I learned of the phenomenon of “good enough” marriage, a term social anthropologists use to describe marriages that were less about finding the perfect match than a suitable candidate whom the family approved of for the couple to embark on adulthood And along with the sociologist Eric Klinenberg, co-author of my new book, I conducted focus groups with hundreds of people across the country and around the world, grilling participants on the most intimate details of how they look for love and why they’ve had trouble finding it.

Eric and I weren’t digging into ­singledom—we were trying to chip away at the changing state of love.

The question nagged at me—not least because of my own experiences watching promising relationships peter out over text message—so I set out on a mission.

I read dozens of studies about love, how people connect and why they do or don’t stay together.

Our phones and texts and apps might just be bringing us full circle, back to an old-fashioned version of courting that is closer to what my own parents experienced than you might guess.

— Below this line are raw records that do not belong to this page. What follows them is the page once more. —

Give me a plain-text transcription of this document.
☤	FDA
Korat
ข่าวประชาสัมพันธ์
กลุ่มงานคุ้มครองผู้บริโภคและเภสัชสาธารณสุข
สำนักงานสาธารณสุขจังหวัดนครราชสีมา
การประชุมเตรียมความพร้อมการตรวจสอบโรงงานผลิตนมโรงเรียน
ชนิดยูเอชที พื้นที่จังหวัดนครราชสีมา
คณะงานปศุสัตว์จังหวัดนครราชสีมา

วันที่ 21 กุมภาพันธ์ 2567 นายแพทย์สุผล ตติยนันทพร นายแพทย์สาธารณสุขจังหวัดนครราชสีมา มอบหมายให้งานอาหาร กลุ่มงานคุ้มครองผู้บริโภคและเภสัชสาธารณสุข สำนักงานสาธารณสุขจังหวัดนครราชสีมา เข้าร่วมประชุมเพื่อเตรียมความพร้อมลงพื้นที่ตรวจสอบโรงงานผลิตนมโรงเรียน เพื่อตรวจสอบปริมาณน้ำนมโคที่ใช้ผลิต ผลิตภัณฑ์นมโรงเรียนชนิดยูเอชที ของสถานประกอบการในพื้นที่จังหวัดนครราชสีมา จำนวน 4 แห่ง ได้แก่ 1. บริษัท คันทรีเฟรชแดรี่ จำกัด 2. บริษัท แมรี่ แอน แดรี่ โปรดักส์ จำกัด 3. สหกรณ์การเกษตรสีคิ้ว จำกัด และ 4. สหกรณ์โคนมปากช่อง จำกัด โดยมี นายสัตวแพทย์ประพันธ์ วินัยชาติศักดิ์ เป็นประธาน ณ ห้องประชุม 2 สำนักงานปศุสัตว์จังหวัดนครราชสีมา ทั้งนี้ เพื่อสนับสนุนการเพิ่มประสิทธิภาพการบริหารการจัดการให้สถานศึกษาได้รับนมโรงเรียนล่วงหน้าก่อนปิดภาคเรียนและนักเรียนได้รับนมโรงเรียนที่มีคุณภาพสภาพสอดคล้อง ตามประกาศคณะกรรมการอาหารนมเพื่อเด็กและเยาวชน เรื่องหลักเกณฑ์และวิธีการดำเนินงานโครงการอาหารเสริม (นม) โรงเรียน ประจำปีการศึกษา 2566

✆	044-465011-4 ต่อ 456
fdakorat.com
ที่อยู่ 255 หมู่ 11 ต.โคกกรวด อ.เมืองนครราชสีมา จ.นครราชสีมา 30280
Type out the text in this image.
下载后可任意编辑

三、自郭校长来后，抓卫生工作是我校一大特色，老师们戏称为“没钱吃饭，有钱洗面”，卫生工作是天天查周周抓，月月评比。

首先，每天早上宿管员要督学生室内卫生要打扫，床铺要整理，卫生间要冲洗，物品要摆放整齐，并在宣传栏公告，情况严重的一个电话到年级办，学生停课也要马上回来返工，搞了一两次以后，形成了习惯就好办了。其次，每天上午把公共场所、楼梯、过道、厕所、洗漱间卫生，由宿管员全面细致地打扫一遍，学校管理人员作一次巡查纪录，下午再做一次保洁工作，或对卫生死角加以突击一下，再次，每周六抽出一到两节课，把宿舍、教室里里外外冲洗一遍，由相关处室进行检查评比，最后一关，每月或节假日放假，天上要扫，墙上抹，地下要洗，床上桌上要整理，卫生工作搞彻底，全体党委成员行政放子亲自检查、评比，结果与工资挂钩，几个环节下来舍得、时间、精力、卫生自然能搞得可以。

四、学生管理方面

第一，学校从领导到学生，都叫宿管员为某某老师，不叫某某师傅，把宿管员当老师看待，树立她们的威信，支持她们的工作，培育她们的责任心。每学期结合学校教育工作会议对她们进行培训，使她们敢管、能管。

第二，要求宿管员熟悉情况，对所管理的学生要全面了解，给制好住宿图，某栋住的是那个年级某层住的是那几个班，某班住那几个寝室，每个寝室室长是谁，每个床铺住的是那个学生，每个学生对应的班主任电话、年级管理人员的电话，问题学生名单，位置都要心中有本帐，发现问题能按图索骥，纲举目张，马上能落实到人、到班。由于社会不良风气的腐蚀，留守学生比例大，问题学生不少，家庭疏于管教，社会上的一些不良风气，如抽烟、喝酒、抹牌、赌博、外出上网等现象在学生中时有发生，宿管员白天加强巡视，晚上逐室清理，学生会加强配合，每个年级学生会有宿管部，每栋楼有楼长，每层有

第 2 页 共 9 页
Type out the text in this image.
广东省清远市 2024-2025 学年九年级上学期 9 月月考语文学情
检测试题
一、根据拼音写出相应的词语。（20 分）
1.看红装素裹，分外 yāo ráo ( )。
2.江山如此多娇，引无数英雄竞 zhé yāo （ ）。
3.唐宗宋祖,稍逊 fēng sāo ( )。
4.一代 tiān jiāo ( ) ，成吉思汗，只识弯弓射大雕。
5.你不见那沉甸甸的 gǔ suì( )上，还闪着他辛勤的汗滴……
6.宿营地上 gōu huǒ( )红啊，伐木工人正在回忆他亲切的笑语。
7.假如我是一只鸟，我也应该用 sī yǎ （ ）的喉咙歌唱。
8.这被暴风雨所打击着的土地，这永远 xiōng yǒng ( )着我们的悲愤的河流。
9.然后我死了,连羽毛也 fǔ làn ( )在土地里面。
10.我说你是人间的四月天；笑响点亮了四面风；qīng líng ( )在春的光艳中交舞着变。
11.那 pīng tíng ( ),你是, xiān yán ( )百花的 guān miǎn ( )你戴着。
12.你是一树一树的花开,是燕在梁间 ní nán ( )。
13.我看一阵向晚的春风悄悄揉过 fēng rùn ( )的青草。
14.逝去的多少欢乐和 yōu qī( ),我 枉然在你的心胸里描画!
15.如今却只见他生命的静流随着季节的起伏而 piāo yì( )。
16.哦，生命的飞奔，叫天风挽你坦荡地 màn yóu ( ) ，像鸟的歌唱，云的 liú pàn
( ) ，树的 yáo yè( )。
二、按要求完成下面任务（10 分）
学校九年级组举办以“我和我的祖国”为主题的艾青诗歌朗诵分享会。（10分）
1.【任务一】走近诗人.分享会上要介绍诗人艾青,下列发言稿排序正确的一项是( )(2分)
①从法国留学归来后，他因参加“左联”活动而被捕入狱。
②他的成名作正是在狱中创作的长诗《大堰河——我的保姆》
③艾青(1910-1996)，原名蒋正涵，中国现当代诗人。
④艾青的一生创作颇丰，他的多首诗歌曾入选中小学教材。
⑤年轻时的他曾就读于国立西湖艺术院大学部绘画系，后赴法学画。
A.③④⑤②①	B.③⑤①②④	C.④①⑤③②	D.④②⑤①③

Where Bozos Are Studs Today, if you own a smartphone, you’re carrying a 24-7 singles bar in your pocket.

I quizzed the crowds at my stand-up comedy shows about their own love lives.

People even let me into the private world of their phones to read their romantic texts aloud onstage.

I checked the website Eater for its Heat Map, which includes new, tasty restaurants in the city. The stunning fact remained: it was quicker for my dad to find a wife than it is for me to decide where to eat dinner.